陆牧生和三当家五个德武寨义匪,顺着街面上的青石路往镇子东头赶去。
街面上依旧一片狼借,还没有几个百姓敢出来,三当家五个义匪出了白家后门,便摘下戴在脸上的唱戏面具。
陆牧生特意地打量了一眼五人,一个个长得面容刚毅,略有些戎马之气,都是二十几岁和三十几岁的年纪,但陆牧生不认识他们都是谁跟谁
倒是那个自称三当家的汉子,陆牧生多看了两眼。三十来岁左右,颧骨有些突出,眼窝略有深邃,有着一张坚毅的面部轮廓,想必应该是个很懂得隐忍的人。
“陆队长,你认识我?”
三当家察觉到陆牧生盯着自己,扭头问了一句。
“以前不认识,现在算认识吗?”陆牧生道。
“算。”三当家点了点头,“以后你我便是朋友。”
说完三当家扬起鞭子,加快往前而去。
秋末的风卷着枯草灰尘刮在脸上有些生疼,远处的日头已经西斜而下,灰蒙蒙的天色透着股说不出的萧索。
出了镇口没多大会儿,城隍庙的影子就在前方露了出来。
这座城隍庙已经破败得不成样子,四周的围墙几乎都倒塌了,就剩下孤零零的一座主殿。朱红大门更是掉了半边,就连门楣上方的“城隍庙”三个字都被风雨剥得只剩个模糊轮廓。
此时 。
四周墙根下挤了不少衣衫褴缕的流民,老的少的蜷缩在了一块,见有人骑马过来,都怯生生地往旁边缩,眼神里又藏着些活下去的渴望。
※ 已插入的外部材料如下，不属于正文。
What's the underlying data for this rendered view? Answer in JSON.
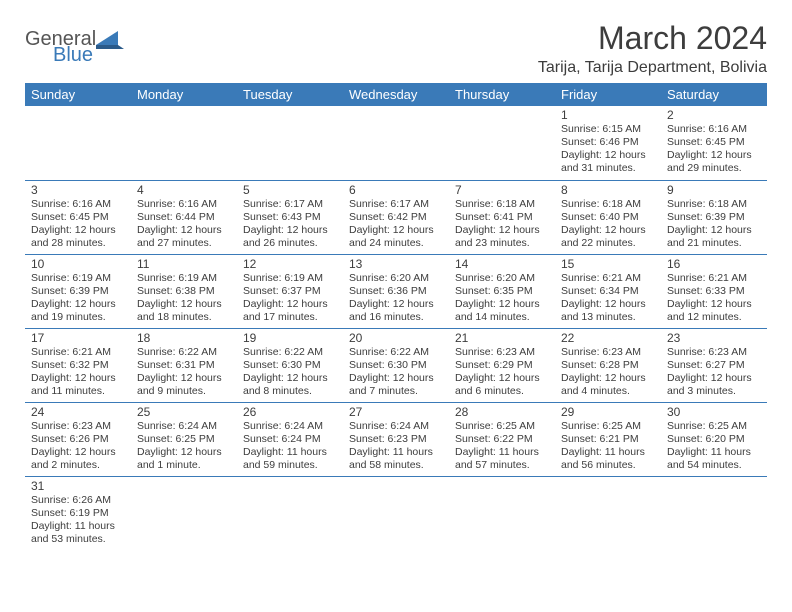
{
  "logo": {
    "general": "General",
    "blue": "Blue"
  },
  "title": "March 2024",
  "location": "Tarija, Tarija Department, Bolivia",
  "colors": {
    "header_bg": "#3a7ab8",
    "text": "#3d3d3d",
    "border": "#3a7ab8",
    "bg": "#ffffff"
  },
  "headers": [
    "Sunday",
    "Monday",
    "Tuesday",
    "Wednesday",
    "Thursday",
    "Friday",
    "Saturday"
  ],
  "weeks": [
    [
      null,
      null,
      null,
      null,
      null,
      {
        "d": "1",
        "sr": "Sunrise: 6:15 AM",
        "ss": "Sunset: 6:46 PM",
        "dl1": "Daylight: 12 hours",
        "dl2": "and 31 minutes."
      },
      {
        "d": "2",
        "sr": "Sunrise: 6:16 AM",
        "ss": "Sunset: 6:45 PM",
        "dl1": "Daylight: 12 hours",
        "dl2": "and 29 minutes."
      }
    ],
    [
      {
        "d": "3",
        "sr": "Sunrise: 6:16 AM",
        "ss": "Sunset: 6:45 PM",
        "dl1": "Daylight: 12 hours",
        "dl2": "and 28 minutes."
      },
      {
        "d": "4",
        "sr": "Sunrise: 6:16 AM",
        "ss": "Sunset: 6:44 PM",
        "dl1": "Daylight: 12 hours",
        "dl2": "and 27 minutes."
      },
      {
        "d": "5",
        "sr": "Sunrise: 6:17 AM",
        "ss": "Sunset: 6:43 PM",
        "dl1": "Daylight: 12 hours",
        "dl2": "and 26 minutes."
      },
      {
        "d": "6",
        "sr": "Sunrise: 6:17 AM",
        "ss": "Sunset: 6:42 PM",
        "dl1": "Daylight: 12 hours",
        "dl2": "and 24 minutes."
      },
      {
        "d": "7",
        "sr": "Sunrise: 6:18 AM",
        "ss": "Sunset: 6:41 PM",
        "dl1": "Daylight: 12 hours",
        "dl2": "and 23 minutes."
      },
      {
        "d": "8",
        "sr": "Sunrise: 6:18 AM",
        "ss": "Sunset: 6:40 PM",
        "dl1": "Daylight: 12 hours",
        "dl2": "and 22 minutes."
      },
      {
        "d": "9",
        "sr": "Sunrise: 6:18 AM",
        "ss": "Sunset: 6:39 PM",
        "dl1": "Daylight: 12 hours",
        "dl2": "and 21 minutes."
      }
    ],
    [
      {
        "d": "10",
        "sr": "Sunrise: 6:19 AM",
        "ss": "Sunset: 6:39 PM",
        "dl1": "Daylight: 12 hours",
        "dl2": "and 19 minutes."
      },
      {
        "d": "11",
        "sr": "Sunrise: 6:19 AM",
        "ss": "Sunset: 6:38 PM",
        "dl1": "Daylight: 12 hours",
        "dl2": "and 18 minutes."
      },
      {
        "d": "12",
        "sr": "Sunrise: 6:19 AM",
        "ss": "Sunset: 6:37 PM",
        "dl1": "Daylight: 12 hours",
        "dl2": "and 17 minutes."
      },
      {
        "d": "13",
        "sr": "Sunrise: 6:20 AM",
        "ss": "Sunset: 6:36 PM",
        "dl1": "Daylight: 12 hours",
        "dl2": "and 16 minutes."
      },
      {
        "d": "14",
        "sr": "Sunrise: 6:20 AM",
        "ss": "Sunset: 6:35 PM",
        "dl1": "Daylight: 12 hours",
        "dl2": "and 14 minutes."
      },
      {
        "d": "15",
        "sr": "Sunrise: 6:21 AM",
        "ss": "Sunset: 6:34 PM",
        "dl1": "Daylight: 12 hours",
        "dl2": "and 13 minutes."
      },
      {
        "d": "16",
        "sr": "Sunrise: 6:21 AM",
        "ss": "Sunset: 6:33 PM",
        "dl1": "Daylight: 12 hours",
        "dl2": "and 12 minutes."
      }
    ],
    [
      {
        "d": "17",
        "sr": "Sunrise: 6:21 AM",
        "ss": "Sunset: 6:32 PM",
        "dl1": "Daylight: 12 hours",
        "dl2": "and 11 minutes."
      },
      {
        "d": "18",
        "sr": "Sunrise: 6:22 AM",
        "ss": "Sunset: 6:31 PM",
        "dl1": "Daylight: 12 hours",
        "dl2": "and 9 minutes."
      },
      {
        "d": "19",
        "sr": "Sunrise: 6:22 AM",
        "ss": "Sunset: 6:30 PM",
        "dl1": "Daylight: 12 hours",
        "dl2": "and 8 minutes."
      },
      {
        "d": "20",
        "sr": "Sunrise: 6:22 AM",
        "ss": "Sunset: 6:30 PM",
        "dl1": "Daylight: 12 hours",
        "dl2": "and 7 minutes."
      },
      {
        "d": "21",
        "sr": "Sunrise: 6:23 AM",
        "ss": "Sunset: 6:29 PM",
        "dl1": "Daylight: 12 hours",
        "dl2": "and 6 minutes."
      },
      {
        "d": "22",
        "sr": "Sunrise: 6:23 AM",
        "ss": "Sunset: 6:28 PM",
        "dl1": "Daylight: 12 hours",
        "dl2": "and 4 minutes."
      },
      {
        "d": "23",
        "sr": "Sunrise: 6:23 AM",
        "ss": "Sunset: 6:27 PM",
        "dl1": "Daylight: 12 hours",
        "dl2": "and 3 minutes."
      }
    ],
    [
      {
        "d": "24",
        "sr": "Sunrise: 6:23 AM",
        "ss": "Sunset: 6:26 PM",
        "dl1": "Daylight: 12 hours",
        "dl2": "and 2 minutes."
      },
      {
        "d": "25",
        "sr": "Sunrise: 6:24 AM",
        "ss": "Sunset: 6:25 PM",
        "dl1": "Daylight: 12 hours",
        "dl2": "and 1 minute."
      },
      {
        "d": "26",
        "sr": "Sunrise: 6:24 AM",
        "ss": "Sunset: 6:24 PM",
        "dl1": "Daylight: 11 hours",
        "dl2": "and 59 minutes."
      },
      {
        "d": "27",
        "sr": "Sunrise: 6:24 AM",
        "ss": "Sunset: 6:23 PM",
        "dl1": "Daylight: 11 hours",
        "dl2": "and 58 minutes."
      },
      {
        "d": "28",
        "sr": "Sunrise: 6:25 AM",
        "ss": "Sunset: 6:22 PM",
        "dl1": "Daylight: 11 hours",
        "dl2": "and 57 minutes."
      },
      {
        "d": "29",
        "sr": "Sunrise: 6:25 AM",
        "ss": "Sunset: 6:21 PM",
        "dl1": "Daylight: 11 hours",
        "dl2": "and 56 minutes."
      },
      {
        "d": "30",
        "sr": "Sunrise: 6:25 AM",
        "ss": "Sunset: 6:20 PM",
        "dl1": "Daylight: 11 hours",
        "dl2": "and 54 minutes."
      }
    ],
    [
      {
        "d": "31",
        "sr": "Sunrise: 6:26 AM",
        "ss": "Sunset: 6:19 PM",
        "dl1": "Daylight: 11 hours",
        "dl2": "and 53 minutes."
      },
      null,
      null,
      null,
      null,
      null,
      null
    ]
  ]
}
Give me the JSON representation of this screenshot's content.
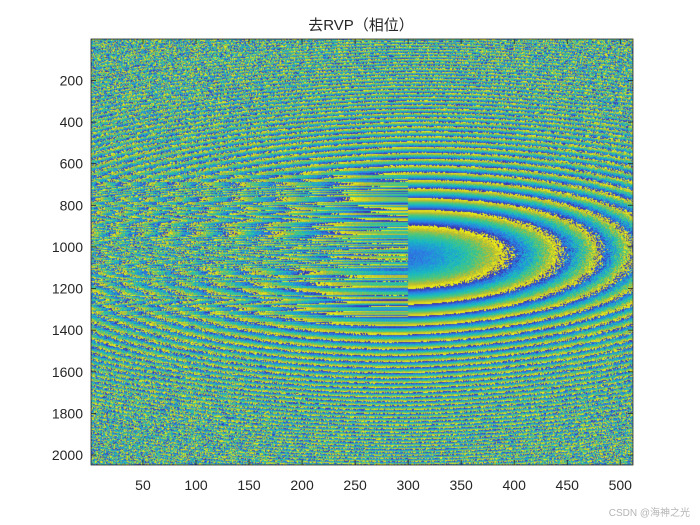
{
  "chart_data": {
    "type": "heatmap",
    "title": "去RVP（相位）",
    "xlabel": "",
    "ylabel": "",
    "xlim": [
      1,
      512
    ],
    "ylim": [
      1,
      2048
    ],
    "y_reversed": true,
    "x_ticks": [
      "50",
      "100",
      "150",
      "200",
      "250",
      "300",
      "350",
      "400",
      "450",
      "500"
    ],
    "y_ticks": [
      "200",
      "400",
      "600",
      "800",
      "1000",
      "1200",
      "1400",
      "1600",
      "1800",
      "2000"
    ],
    "value_range": [
      -3.14159,
      3.14159
    ],
    "colormap": "parula",
    "colors": [
      "#3e26a8",
      "#2c7ce6",
      "#17b8c4",
      "#49c77e",
      "#c2bc2d",
      "#f9fb0e"
    ],
    "features": [
      {
        "kind": "fringe-apex",
        "x": 300,
        "y": 800
      },
      {
        "kind": "fringe-apex",
        "x": 300,
        "y": 1300
      },
      {
        "kind": "center-row",
        "x": 300,
        "y": 1000
      }
    ],
    "grid": false,
    "legend": "none"
  },
  "watermark": "CSDN @海神之光"
}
城隍庙的旁边还有一棵老槐树,枝桠歪歪扭扭地伸向天穹,树下拴着三匹马,马身上还沾着些尘土和暗红的血渍。
距离不远处的一处土坡,站着个人,一身粗布短打,背影挺拔如松。
正是张麻子!
土坡的东西方向各自立着个人影,手里握着汉阳造,是先前跟着张麻子去追两个匪首的老二和老六。
“到了。”
三当家率先勒住马缰,声音透着几分爽朗。
几人纷纷翻身下马,陆牧生也跟着跳下来,抱在腋下的箱子沉甸甸地坠着手腕。
三当家五个德武寨义匪快步往土坡上走去,离着还有几步远,就齐声喊:“大哥!”
张麻子缓缓回过身,脸上的唱戏面具已经摘了,露出一张棱角分明的脸庞,看着四十来岁左右。
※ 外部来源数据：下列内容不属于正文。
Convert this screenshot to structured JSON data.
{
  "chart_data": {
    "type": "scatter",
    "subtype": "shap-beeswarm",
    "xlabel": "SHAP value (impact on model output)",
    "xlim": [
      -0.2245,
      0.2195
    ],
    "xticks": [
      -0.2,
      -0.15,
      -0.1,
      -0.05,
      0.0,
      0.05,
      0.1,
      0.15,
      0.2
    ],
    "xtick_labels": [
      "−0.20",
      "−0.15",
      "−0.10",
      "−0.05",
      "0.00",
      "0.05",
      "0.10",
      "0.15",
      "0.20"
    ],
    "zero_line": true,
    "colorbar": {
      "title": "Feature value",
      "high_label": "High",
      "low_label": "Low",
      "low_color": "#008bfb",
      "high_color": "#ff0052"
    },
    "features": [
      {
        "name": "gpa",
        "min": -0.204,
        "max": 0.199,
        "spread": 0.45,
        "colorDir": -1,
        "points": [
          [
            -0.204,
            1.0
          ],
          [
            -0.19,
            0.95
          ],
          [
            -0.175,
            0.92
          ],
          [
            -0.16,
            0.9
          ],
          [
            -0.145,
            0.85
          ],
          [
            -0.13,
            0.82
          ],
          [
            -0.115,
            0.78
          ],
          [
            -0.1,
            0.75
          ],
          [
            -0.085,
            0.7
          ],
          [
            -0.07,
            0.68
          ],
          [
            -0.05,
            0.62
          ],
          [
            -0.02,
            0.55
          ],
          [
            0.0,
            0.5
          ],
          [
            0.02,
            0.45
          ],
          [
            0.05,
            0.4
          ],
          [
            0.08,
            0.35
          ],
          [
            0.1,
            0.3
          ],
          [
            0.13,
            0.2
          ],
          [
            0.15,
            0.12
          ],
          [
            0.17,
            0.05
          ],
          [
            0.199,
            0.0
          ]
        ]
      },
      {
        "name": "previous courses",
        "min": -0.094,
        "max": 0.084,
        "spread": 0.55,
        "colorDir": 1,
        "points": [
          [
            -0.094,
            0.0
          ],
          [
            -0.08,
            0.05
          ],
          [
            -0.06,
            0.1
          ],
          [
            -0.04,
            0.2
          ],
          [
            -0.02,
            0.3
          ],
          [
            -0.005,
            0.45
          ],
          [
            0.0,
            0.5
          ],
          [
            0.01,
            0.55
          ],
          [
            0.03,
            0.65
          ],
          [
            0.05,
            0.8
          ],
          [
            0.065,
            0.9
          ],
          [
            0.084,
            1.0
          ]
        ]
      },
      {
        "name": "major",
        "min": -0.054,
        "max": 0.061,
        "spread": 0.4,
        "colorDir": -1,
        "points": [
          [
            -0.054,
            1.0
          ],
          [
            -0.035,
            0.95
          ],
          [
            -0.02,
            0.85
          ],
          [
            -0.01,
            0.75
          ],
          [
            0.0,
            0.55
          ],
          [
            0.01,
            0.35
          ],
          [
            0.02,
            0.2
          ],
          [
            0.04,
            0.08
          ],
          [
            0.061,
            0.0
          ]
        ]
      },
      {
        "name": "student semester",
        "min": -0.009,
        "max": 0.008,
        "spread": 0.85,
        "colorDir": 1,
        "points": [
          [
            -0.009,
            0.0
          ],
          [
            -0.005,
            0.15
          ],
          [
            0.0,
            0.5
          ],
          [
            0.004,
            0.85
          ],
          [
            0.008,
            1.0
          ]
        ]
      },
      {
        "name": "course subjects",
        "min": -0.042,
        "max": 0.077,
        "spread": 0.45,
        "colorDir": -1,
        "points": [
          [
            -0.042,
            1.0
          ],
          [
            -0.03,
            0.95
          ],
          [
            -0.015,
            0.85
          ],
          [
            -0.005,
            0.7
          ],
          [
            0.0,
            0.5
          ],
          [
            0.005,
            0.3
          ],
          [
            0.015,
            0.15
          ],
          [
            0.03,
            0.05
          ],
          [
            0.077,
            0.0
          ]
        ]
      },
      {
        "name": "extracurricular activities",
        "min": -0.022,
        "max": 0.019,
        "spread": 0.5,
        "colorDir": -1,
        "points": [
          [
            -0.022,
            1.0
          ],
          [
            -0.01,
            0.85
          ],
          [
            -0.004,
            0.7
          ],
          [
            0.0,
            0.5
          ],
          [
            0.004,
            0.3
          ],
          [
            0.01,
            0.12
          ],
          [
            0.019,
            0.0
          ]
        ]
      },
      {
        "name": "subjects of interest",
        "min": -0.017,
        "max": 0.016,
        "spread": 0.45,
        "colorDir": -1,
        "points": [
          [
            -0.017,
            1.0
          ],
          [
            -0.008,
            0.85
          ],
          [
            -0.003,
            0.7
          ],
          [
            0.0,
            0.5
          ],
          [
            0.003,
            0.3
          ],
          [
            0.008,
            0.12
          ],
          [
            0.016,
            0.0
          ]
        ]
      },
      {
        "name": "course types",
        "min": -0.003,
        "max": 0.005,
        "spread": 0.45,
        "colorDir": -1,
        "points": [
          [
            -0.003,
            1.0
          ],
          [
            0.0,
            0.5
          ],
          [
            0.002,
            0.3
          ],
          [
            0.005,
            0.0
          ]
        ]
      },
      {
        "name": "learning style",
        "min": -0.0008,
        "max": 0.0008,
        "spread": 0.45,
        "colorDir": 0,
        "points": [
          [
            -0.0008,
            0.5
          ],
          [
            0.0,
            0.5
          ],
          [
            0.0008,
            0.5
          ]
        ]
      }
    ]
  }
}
眉眼深邃,鼻梁如脊,脸上压根没有麻子,只是眉角处一道浅浅的疤痕,添了几分沧桑之感。
他的目光扫过三当家五人,最后落在旁边的陆牧生身上。
陆牧生把箱子搁在旁边一块石头上,才向张麻子抱了抱拳道:“张当家,大少奶奶让我把这个箱子给你。”
张麻子没接话,转头对三当家五人摆了摆手:“你们先下去,到老槐树那边候着,我和这位年轻人说几句话。”
“晓得了,大哥。”
三当家五人也不多问,拱了拱手,转身就往下面老槐树的方向去了。
土坡这边就只剩陆牧生和张麻子两人,日头西斜映着一前一后两道人影,风呜呜地吹拂而过。
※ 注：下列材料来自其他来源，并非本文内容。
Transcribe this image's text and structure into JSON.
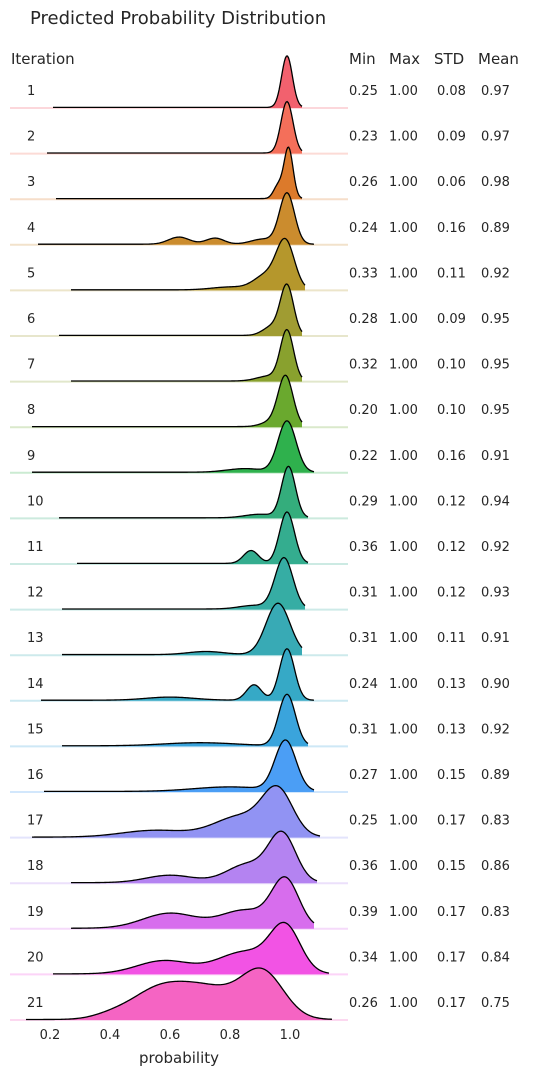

张麻子望着不远处那座破败的城隍庙,眼神沉了沉,开口说了第一句:“这世道,到处都是吃人的恶鬼,有权有势的刮地皮,兵匪勾结害百姓!城隍爷本该保一方平安,可它护不住这方老百姓周全,老百姓也就把它抛弃了!你看这庙,荒得已经跟一块无用废地没有区别,勉强只能给些无家的百姓落个脚,遮挡一下外面风雨。”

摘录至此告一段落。